As mulheres se lembraram das palavras de Jesus, sobre a ressurreição, apenas após a visão do anjo (Lucas 24, 8). Os apóstolos, e as mulheres, discípulas, estavam tristes e caíram em dúvida, mas não a mãe de Jesus (cf. Lucas 24, 11). São Pedro foi ao sepulcro e voltou para sua casa (Lucas 24, 12). Assim, também, João, que acreditou na ressurreição naquele momento, quando entrou no túmulo e não viu o corpo de Jesus. Ele voltou para sua casa (João 20, 10). E, como sabemos, Maria estava na casa de João. Esse é um exemplo da fé inabalável da virgem Maria, ficou com Jesus até o fim, aguardou a ressurreição, não foi ao sepulcro, pois já tinha fé perfeita na divindade e creu na ressurreição.

E São Jerônimo nota com grande perspicácia que os texto de Mateus 13, 56 fala de “todas” as irmãs de Jesus, o que sugere serem muitas, não apenas 2 ou 3. De fato, a palavra todas é usada para todas as gerações, todas as tribos, todas as igrejas, e todas as pessoas, em contexto de um número bem maior que três. Assim, mais uma vez sugere que essa parentela de Jesus era proveniente de outros genitores, que não a Sua mãe.

4ª) Ossuário de Tiago

A teoria mais antiga na Igreja afirma que José tinha filhos de um casamento anterior. Esses certamente seriam reputados como irmãos de Jesus. Sendo eles, Tiago, José, Judas e Simão, então, ao encontrar uma inscrição “Tiago, filho de José, irmão de Jesus”, seria apenas uma comprovação dessa explicação. Nada que negue a virgindade de Maria, pois esses mencionados irmãos de Jesus não são seus filhos.

Quando cremos que Maria permaneceu virgem para sempre estamos vislumbrando a dignidade da origem de Jesus como Homem. Sua mãe, concepção, nascimento foram preparados por Deus. Crer na virgindade de Maria tem a ver com a fé no Deus-Homem Jesus.

Esse fato foi como que uma pregação aos contemporâneos de que Jesus veio do céu. De fato, como poderia uma mãe com diversos filhos afirmar que o primeiro apenas era de origem divina?
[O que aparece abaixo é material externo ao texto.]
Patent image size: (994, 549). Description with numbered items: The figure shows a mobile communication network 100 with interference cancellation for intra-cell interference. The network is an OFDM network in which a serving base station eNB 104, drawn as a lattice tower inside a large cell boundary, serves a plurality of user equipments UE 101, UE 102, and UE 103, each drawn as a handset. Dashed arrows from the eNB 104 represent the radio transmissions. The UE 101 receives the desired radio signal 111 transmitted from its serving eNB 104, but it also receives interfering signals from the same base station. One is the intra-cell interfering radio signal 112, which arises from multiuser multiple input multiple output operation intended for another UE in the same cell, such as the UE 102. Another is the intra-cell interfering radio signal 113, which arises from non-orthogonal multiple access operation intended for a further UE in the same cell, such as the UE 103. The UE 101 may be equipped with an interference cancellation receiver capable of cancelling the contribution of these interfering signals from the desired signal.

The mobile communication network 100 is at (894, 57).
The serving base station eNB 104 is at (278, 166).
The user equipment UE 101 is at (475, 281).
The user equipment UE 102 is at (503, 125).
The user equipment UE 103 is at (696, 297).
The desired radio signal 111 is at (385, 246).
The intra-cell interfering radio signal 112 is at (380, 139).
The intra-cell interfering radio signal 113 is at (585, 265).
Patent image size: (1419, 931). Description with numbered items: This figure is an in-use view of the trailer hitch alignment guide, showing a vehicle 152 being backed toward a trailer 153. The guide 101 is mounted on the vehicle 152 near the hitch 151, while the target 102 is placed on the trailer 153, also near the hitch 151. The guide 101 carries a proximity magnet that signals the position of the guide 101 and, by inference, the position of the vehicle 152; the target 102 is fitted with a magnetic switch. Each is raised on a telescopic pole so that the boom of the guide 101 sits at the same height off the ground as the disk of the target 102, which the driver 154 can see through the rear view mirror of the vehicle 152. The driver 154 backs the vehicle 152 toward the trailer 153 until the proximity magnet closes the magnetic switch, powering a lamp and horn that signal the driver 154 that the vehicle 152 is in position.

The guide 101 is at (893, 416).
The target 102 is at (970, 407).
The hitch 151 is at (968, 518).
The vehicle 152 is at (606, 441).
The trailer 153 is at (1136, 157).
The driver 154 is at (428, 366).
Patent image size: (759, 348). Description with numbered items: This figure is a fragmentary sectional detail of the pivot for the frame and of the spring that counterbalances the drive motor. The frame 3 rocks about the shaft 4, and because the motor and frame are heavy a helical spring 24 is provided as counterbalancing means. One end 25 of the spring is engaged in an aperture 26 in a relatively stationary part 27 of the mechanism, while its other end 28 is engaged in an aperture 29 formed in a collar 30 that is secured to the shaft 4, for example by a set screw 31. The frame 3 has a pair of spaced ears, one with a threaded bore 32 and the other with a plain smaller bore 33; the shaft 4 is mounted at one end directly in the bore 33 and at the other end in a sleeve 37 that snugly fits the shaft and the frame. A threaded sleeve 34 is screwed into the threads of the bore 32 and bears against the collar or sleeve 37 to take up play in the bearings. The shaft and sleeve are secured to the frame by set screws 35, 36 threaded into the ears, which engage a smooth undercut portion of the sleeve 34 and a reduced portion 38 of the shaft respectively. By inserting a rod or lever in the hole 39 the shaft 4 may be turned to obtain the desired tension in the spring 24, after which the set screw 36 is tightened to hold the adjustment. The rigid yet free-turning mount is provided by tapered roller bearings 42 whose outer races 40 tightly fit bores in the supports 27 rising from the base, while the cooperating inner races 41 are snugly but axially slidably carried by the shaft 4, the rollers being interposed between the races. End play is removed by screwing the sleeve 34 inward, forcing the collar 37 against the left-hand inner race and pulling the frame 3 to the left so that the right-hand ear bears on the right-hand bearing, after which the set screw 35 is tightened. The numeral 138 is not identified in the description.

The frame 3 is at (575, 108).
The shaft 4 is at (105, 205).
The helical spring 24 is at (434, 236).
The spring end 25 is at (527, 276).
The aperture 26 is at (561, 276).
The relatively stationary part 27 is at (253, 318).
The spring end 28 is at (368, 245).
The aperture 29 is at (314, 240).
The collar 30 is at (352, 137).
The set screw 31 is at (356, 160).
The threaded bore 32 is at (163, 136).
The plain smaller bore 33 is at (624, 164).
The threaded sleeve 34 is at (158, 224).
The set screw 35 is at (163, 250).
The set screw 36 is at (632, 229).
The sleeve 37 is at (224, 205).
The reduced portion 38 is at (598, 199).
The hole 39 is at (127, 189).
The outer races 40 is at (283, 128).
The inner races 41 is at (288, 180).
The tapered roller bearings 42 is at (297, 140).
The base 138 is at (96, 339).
A própria apresentação de Jesus diante dos povos como vindo do céu foi melhor aceita ou teve menos obstáculos porque era filho único. Assim, eles podiam afirmar que seu pai era José, sua mãe Maria, e mencionar seus irmãos, sendo parentes, é claro, como algo que não condiria com Sua origem divina.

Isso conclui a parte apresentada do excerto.